The FBI is investigating the matter, but details may be difficult to determine since the battery is burned beyond recognition, he said.
Cline said TSA was running canine-enhanced screening in that lane, which did not require passengers to remove laptops from their carry-ons.
TSA released a 20-second video showing a sudden emission of a large cloud of smoke and two uniformed officers quickly leaving the scene at a TSA checkpoint. No passengers were in the area at the time.
Hundreds of panicked passengers bolted past nearby TSA checkpoint 4 into the sterile area, causing the entire Terminal 2 to be evacuated, passengers to be deplaned and then all passengers being required to go through TSA screening. The upheaval caused
a delay of four hours, with Terminal 2 finally reopening at 6 p.m.
Cline said she reviewed video footage from the area. “There was no panic until after the checkpoint (3) was evacuated, sometime after passengers were leaving the area and about 20 seconds later,” she said. Passengers at the next checkpoint began running, and “that’s when we saw the panic.”
“Nobody knows who yelled, ‘Run! Hide! Fight!
Active shooter!,’ we don’t know what actually was yelled or how that notification came about, what caused the panic. All I know is that there were some sounds — the pop, pop, pop sounds. Who actually called out anything is
unknown at this time.”
When asked about passengers saying TSA agents were yelling those directions, Cline repeated she did not know the source.
Within five minutes, TSA determined through interviews that it was falling stanchions and not gunshots.
Cline said she imagines that while TSA was evacuating the area, someone pulled a bag and knocked down one stanchion, which are all connected.
“They make a crack when they fall,” she said, clapping her hands loudly.
She and Sakahara explained the reason for having to deplane passengers and to resecure the entire terminal was that it was unknown what caused the bag to smoke, whether it was a diversion, who the passenger was and whether it may have been part of a larger harmful plot.
Cline said checkpoint 4 TSA agents were allowing people through.
“Everyone in the airport did exactly what they were supposed to do yesterday,” Cline said. “In 20 seconds, it’s very difficult to react and say how we might do something differently.”
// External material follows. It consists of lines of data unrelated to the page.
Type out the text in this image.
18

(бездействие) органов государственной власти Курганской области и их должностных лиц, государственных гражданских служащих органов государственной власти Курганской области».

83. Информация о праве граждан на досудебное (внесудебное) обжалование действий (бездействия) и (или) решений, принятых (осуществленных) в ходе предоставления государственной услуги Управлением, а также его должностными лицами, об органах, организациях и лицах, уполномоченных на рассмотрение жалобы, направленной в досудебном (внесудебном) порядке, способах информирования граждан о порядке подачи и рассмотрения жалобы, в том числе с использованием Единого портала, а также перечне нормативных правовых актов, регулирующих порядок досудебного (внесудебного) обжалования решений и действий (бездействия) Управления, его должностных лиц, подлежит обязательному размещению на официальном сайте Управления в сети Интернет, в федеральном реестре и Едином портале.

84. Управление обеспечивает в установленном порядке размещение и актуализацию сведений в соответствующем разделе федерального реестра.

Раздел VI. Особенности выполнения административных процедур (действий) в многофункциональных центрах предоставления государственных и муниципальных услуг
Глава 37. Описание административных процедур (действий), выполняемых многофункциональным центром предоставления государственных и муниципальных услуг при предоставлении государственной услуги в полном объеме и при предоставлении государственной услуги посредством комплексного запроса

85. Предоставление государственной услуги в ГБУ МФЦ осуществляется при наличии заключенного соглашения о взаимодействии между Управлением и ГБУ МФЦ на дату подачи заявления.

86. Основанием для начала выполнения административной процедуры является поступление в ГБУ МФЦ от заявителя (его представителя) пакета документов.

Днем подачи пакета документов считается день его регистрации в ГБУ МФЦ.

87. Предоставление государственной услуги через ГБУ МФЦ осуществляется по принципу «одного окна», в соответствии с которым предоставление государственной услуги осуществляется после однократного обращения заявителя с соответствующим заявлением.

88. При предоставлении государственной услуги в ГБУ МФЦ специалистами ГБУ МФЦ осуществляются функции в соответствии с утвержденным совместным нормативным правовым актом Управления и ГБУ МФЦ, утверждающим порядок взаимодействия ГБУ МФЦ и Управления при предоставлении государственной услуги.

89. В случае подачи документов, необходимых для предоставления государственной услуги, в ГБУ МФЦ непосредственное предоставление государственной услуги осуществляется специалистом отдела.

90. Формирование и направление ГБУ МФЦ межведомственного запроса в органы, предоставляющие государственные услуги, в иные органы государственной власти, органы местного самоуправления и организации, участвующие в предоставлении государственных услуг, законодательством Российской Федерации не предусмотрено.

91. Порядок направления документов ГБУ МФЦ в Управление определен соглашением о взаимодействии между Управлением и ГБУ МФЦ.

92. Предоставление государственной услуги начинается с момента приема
They agreed that better communication needs to be worked on as the hundreds of passengers who fled outside the terminal onto the roadway could not hear what was being said over the public
address system inside the terminal. Cline said TSA and law enforcement officers were outside informing passengers that there was no active shooter and that they could go to the interisland terminal for TSA screening since it
remained secure.
The state Sheriff Division and the FBI interviewed the passenger and investigated his smoking bag.
Cline said TSA conducts regular training in conjunction with the DOT for
active shooter scenarios.
In April, an active shooter exercise was conducted with 40 law enforcement officers attending, as well as TSA, DOT, airlines and other stakeholders.
“While the active shooter was a false alarm, it still was a real-life scenario happening at the
airport, affecting real-life planes and passengers,” Sakahara said in response to whether false alarm drills were conducted.
He added that the health, safety and security of passengers and the traveling community was a top priority for the DOT and all other agencies involved, and counted it as a successful operation.